Twilight looked at Spike. He snored again and moved his hand over the corner of the drawing. No signature. No mark. Just a mare. Just art. She spread the comic pages out again and levitated Spike down the hall to his bedroom. She didn’t have to think about it too hard. She knew where he was going.

Without Spike around, Twilight found the emptiness of the castle alluring. She wandered from corridor to corridor, opening doors at random, looking for problems to solve. She polished a few scratches in the crystal in the foyer, which led to righting fallen book rows in the library, which led to the kitchen--and who could walk into a fully stocked kitchen and not at least grab a bowl of cereal?--which led to dusting the tables in the evening room. In the wee hours of the morning, this place felt like it hadn’t been touched by another living soul in years.

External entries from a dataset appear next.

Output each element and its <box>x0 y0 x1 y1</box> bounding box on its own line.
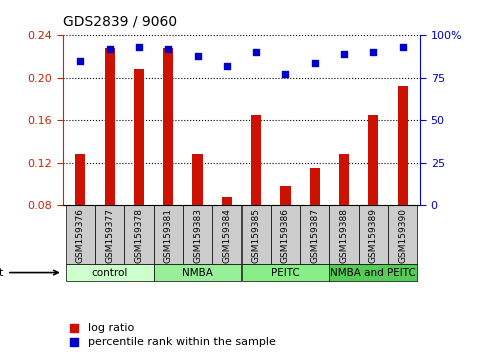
Text: GSM159384: GSM159384 <box>222 208 231 263</box>
Point <box>340 51 348 57</box>
Text: agent: agent <box>0 268 58 278</box>
Bar <box>104 48 115 205</box>
Text: percentile rank within the sample: percentile rank within the sample <box>88 337 276 348</box>
Point <box>252 50 260 55</box>
Text: GSM159388: GSM159388 <box>340 208 349 263</box>
Bar <box>388 205 417 264</box>
Bar <box>271 205 300 264</box>
Point <box>335 129 343 135</box>
Bar <box>212 205 242 264</box>
Text: GDS2839 / 9060: GDS2839 / 9060 <box>63 14 177 28</box>
Bar <box>242 205 271 264</box>
Bar <box>95 205 124 264</box>
Text: control: control <box>91 268 128 278</box>
Point <box>106 46 114 52</box>
Text: PEITC: PEITC <box>271 268 300 278</box>
Bar <box>222 197 232 205</box>
Point <box>76 58 84 64</box>
Bar <box>329 264 417 281</box>
Bar <box>359 205 388 264</box>
Bar <box>339 154 349 205</box>
Bar <box>163 48 173 205</box>
Text: GSM159377: GSM159377 <box>105 208 114 263</box>
Point <box>335 259 343 265</box>
Bar <box>124 205 154 264</box>
Point <box>282 72 289 77</box>
Point <box>194 53 201 59</box>
Bar <box>183 205 212 264</box>
Text: GSM159376: GSM159376 <box>76 208 85 263</box>
Bar <box>251 115 261 205</box>
Bar <box>66 205 95 264</box>
Text: GSM159386: GSM159386 <box>281 208 290 263</box>
Point <box>223 63 231 69</box>
Bar <box>280 186 291 205</box>
Point <box>399 45 407 50</box>
Bar <box>300 205 329 264</box>
Text: GSM159378: GSM159378 <box>134 208 143 263</box>
Bar <box>154 205 183 264</box>
Point <box>164 46 172 52</box>
Text: GSM159385: GSM159385 <box>252 208 261 263</box>
Text: GSM159381: GSM159381 <box>164 208 173 263</box>
Bar <box>329 205 359 264</box>
Bar <box>75 154 85 205</box>
Text: log ratio: log ratio <box>88 323 134 333</box>
Bar <box>368 115 379 205</box>
Bar <box>66 264 154 281</box>
Bar <box>310 168 320 205</box>
Bar <box>154 264 242 281</box>
Text: GSM159387: GSM159387 <box>310 208 319 263</box>
Bar <box>398 86 408 205</box>
Bar <box>192 154 203 205</box>
Text: GSM159390: GSM159390 <box>398 208 407 263</box>
Text: NMBA: NMBA <box>182 268 213 278</box>
Point <box>369 50 377 55</box>
Point <box>135 45 143 50</box>
Text: GSM159383: GSM159383 <box>193 208 202 263</box>
Bar <box>242 264 329 281</box>
Text: GSM159389: GSM159389 <box>369 208 378 263</box>
Point <box>311 60 319 65</box>
Bar <box>134 69 144 205</box>
Text: NMBA and PEITC: NMBA and PEITC <box>330 268 416 278</box>
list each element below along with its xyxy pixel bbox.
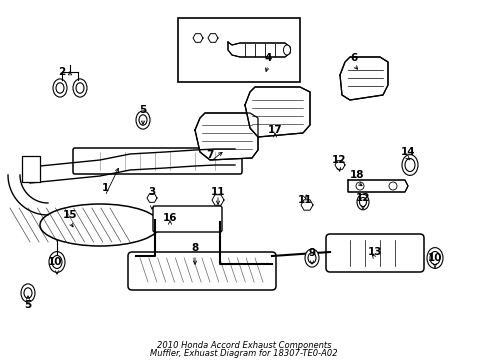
FancyBboxPatch shape: [153, 206, 222, 232]
Text: 5: 5: [139, 105, 146, 115]
Polygon shape: [347, 180, 407, 192]
Ellipse shape: [355, 182, 363, 190]
Text: 8: 8: [191, 243, 198, 253]
Ellipse shape: [359, 197, 366, 207]
Bar: [178, 18, 299, 82]
Ellipse shape: [426, 248, 442, 269]
Text: 5: 5: [24, 300, 32, 310]
Text: 10: 10: [48, 257, 62, 267]
Ellipse shape: [356, 194, 368, 210]
Ellipse shape: [56, 83, 64, 93]
Polygon shape: [227, 42, 289, 57]
Text: 1: 1: [101, 183, 108, 193]
Text: 12: 12: [355, 193, 369, 203]
Text: 16: 16: [163, 213, 177, 223]
Text: 18: 18: [349, 170, 364, 180]
Text: 11: 11: [297, 195, 312, 205]
Ellipse shape: [388, 182, 396, 190]
FancyBboxPatch shape: [73, 148, 242, 174]
Text: 3: 3: [148, 187, 155, 197]
Ellipse shape: [307, 253, 315, 263]
Ellipse shape: [401, 154, 417, 175]
Text: 14: 14: [400, 147, 414, 157]
Ellipse shape: [21, 284, 35, 302]
Text: 7: 7: [206, 150, 213, 160]
Text: 15: 15: [62, 210, 77, 220]
Polygon shape: [339, 57, 387, 100]
FancyBboxPatch shape: [128, 252, 275, 290]
Ellipse shape: [53, 79, 67, 97]
Polygon shape: [195, 113, 258, 160]
Polygon shape: [244, 87, 309, 137]
Ellipse shape: [49, 252, 65, 273]
Text: 10: 10: [427, 253, 441, 263]
Ellipse shape: [40, 204, 160, 246]
Ellipse shape: [136, 111, 150, 129]
Text: 12: 12: [331, 155, 346, 165]
Text: 4: 4: [264, 53, 271, 63]
Ellipse shape: [73, 79, 87, 97]
Text: 17: 17: [267, 125, 282, 135]
Text: 13: 13: [367, 247, 382, 257]
Text: 6: 6: [350, 53, 357, 63]
Text: 9: 9: [308, 248, 315, 258]
Ellipse shape: [24, 288, 32, 298]
Text: 11: 11: [210, 187, 225, 197]
Ellipse shape: [305, 249, 318, 267]
Ellipse shape: [52, 256, 62, 269]
Text: 2010 Honda Accord Exhaust Components: 2010 Honda Accord Exhaust Components: [157, 341, 330, 350]
Ellipse shape: [76, 83, 84, 93]
Text: 2: 2: [58, 67, 65, 77]
Bar: [22, 156, 40, 182]
FancyBboxPatch shape: [325, 234, 423, 272]
Text: Muffler, Exhuast Diagram for 18307-TE0-A02: Muffler, Exhuast Diagram for 18307-TE0-A…: [150, 348, 337, 357]
Ellipse shape: [283, 45, 290, 55]
Ellipse shape: [429, 252, 439, 265]
Ellipse shape: [139, 115, 147, 125]
Ellipse shape: [404, 158, 414, 171]
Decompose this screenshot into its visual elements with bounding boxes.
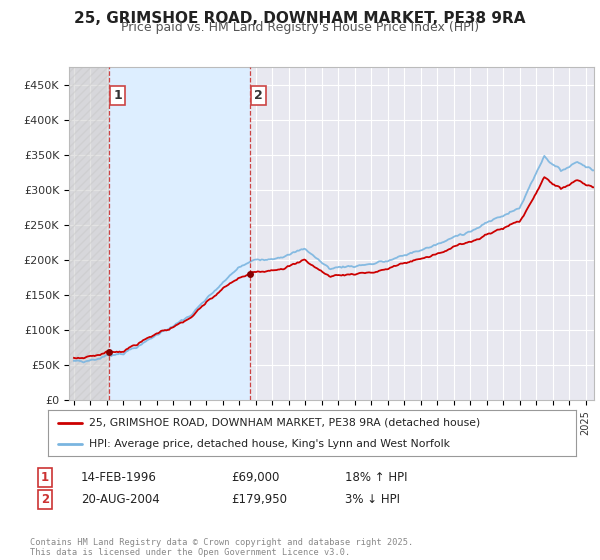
Text: 2: 2	[254, 89, 262, 102]
Text: 3% ↓ HPI: 3% ↓ HPI	[345, 493, 400, 506]
Text: 25, GRIMSHOE ROAD, DOWNHAM MARKET, PE38 9RA: 25, GRIMSHOE ROAD, DOWNHAM MARKET, PE38 …	[74, 11, 526, 26]
Text: Contains HM Land Registry data © Crown copyright and database right 2025.
This d: Contains HM Land Registry data © Crown c…	[30, 538, 413, 557]
Text: 25, GRIMSHOE ROAD, DOWNHAM MARKET, PE38 9RA (detached house): 25, GRIMSHOE ROAD, DOWNHAM MARKET, PE38 …	[89, 418, 480, 428]
Text: Price paid vs. HM Land Registry's House Price Index (HPI): Price paid vs. HM Land Registry's House …	[121, 21, 479, 34]
Text: £179,950: £179,950	[231, 493, 287, 506]
Text: 14-FEB-1996: 14-FEB-1996	[81, 471, 157, 484]
Text: 20-AUG-2004: 20-AUG-2004	[81, 493, 160, 506]
Bar	[69, 67, 109, 400]
Text: £69,000: £69,000	[231, 471, 280, 484]
Text: 18% ↑ HPI: 18% ↑ HPI	[345, 471, 407, 484]
Text: 1: 1	[113, 89, 122, 102]
Text: HPI: Average price, detached house, King's Lynn and West Norfolk: HPI: Average price, detached house, King…	[89, 439, 449, 449]
Text: 1: 1	[41, 471, 49, 484]
Text: 2: 2	[41, 493, 49, 506]
Bar	[109, 67, 250, 400]
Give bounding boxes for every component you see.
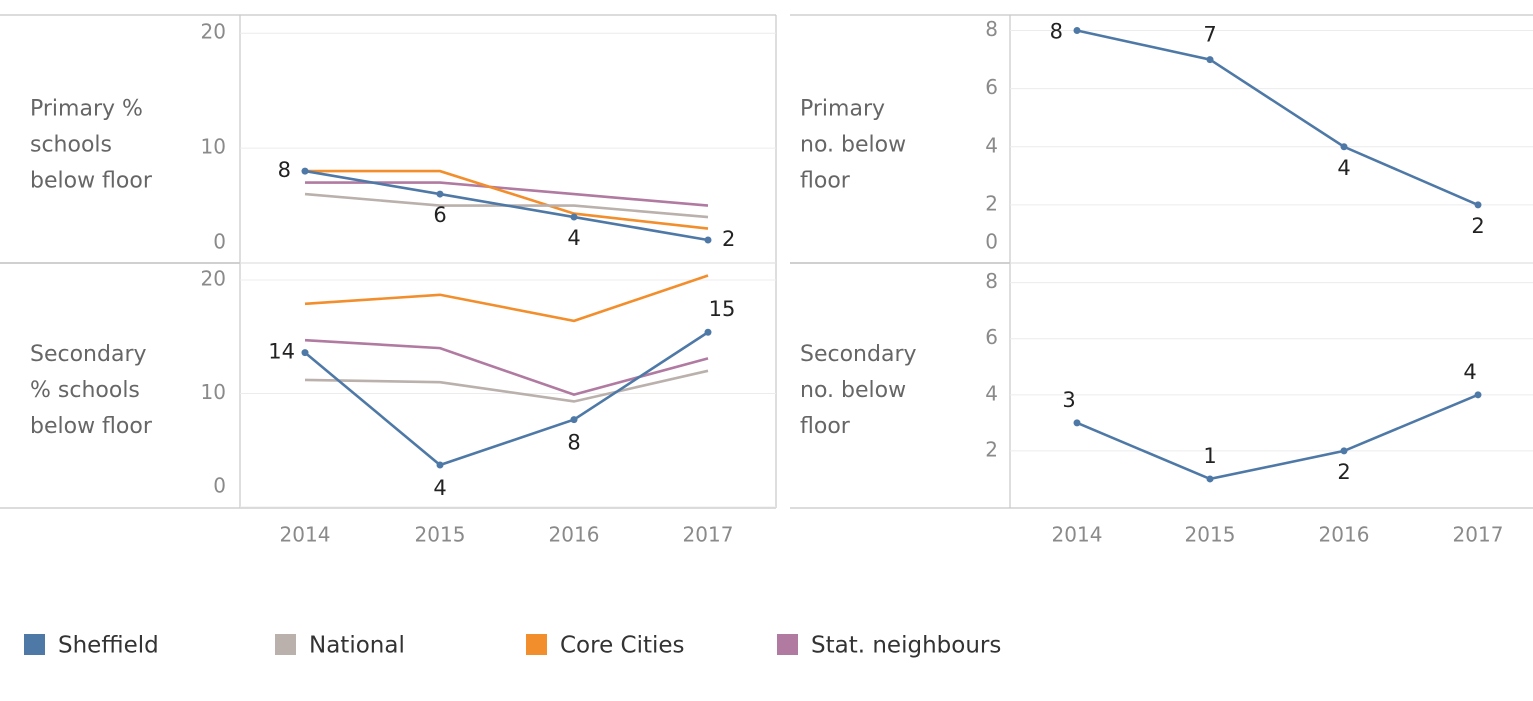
data-label: 2 [1471, 214, 1484, 238]
data-label: 2 [722, 227, 735, 251]
data-label: 2 [1337, 460, 1350, 484]
data-label: 8 [278, 158, 291, 182]
data-point [301, 167, 309, 175]
legend-label: Stat. neighbours [811, 633, 1001, 659]
series-line [304, 369, 709, 403]
data-point [1474, 391, 1482, 399]
y-tick-label: 10 [201, 380, 226, 404]
y-tick-label: 8 [985, 17, 998, 41]
data-point [570, 213, 578, 221]
data-point [301, 349, 309, 357]
data-label: 6 [433, 203, 446, 227]
data-label: 4 [1463, 360, 1476, 384]
y-axis-label: below floor [30, 169, 153, 194]
data-label: 7 [1203, 23, 1216, 47]
x-tick-label: 2017 [1453, 523, 1504, 547]
y-axis-label: Secondary [30, 342, 147, 367]
y-axis-label: below floor [30, 414, 153, 439]
data-point [1474, 201, 1482, 209]
data-label: 4 [433, 476, 446, 500]
series-line [305, 169, 709, 230]
data-label: 4 [567, 226, 580, 250]
data-point [1340, 143, 1348, 151]
series-line [305, 181, 709, 207]
data-point [570, 416, 578, 424]
data-label: 1 [1203, 444, 1216, 468]
series-line [1076, 393, 1479, 481]
data-point [1206, 475, 1214, 483]
legend-label: Core Cities [560, 633, 685, 659]
x-tick-label: 2016 [1319, 523, 1370, 547]
y-axis-label: Primary % [30, 97, 143, 122]
x-tick-label: 2014 [280, 523, 331, 547]
data-point [1340, 447, 1348, 455]
y-axis-label: no. below [800, 378, 906, 403]
y-axis-label: Primary [800, 97, 885, 122]
x-tick-label: 2015 [415, 523, 466, 547]
data-label: 8 [567, 431, 580, 455]
y-axis-label: floor [800, 414, 851, 439]
y-tick-label: 2 [985, 437, 998, 461]
y-tick-label: 20 [201, 20, 226, 44]
legend-swatch [526, 634, 547, 655]
series-line [304, 274, 709, 323]
y-axis-label: floor [800, 169, 851, 194]
data-label: 15 [709, 297, 736, 321]
x-tick-label: 2017 [683, 523, 734, 547]
y-tick-label: 6 [985, 325, 998, 349]
data-point [1206, 56, 1214, 64]
legend-swatch [24, 634, 45, 655]
legend-label: National [309, 633, 405, 659]
y-axis-label: schools [30, 133, 112, 158]
y-tick-label: 10 [201, 135, 226, 159]
series-line [304, 338, 709, 397]
x-tick-label: 2015 [1185, 523, 1236, 547]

As the sun rose she turned on her radio and flicked through the dial, trying to find the station Rarity had been listening to earlier. Where was the dance? Where were the strings? She moved past morning talk shows and top 40 playlists, past the news, past the oldies, past the radio plays, all the way up to the top of the frequency range and then back down again.

Spike descended the stairs halfway and rubbed his eyes. “Twi?” he asked sleepily.

She stopped the dial halfway between stations. The castle echoed static isolation.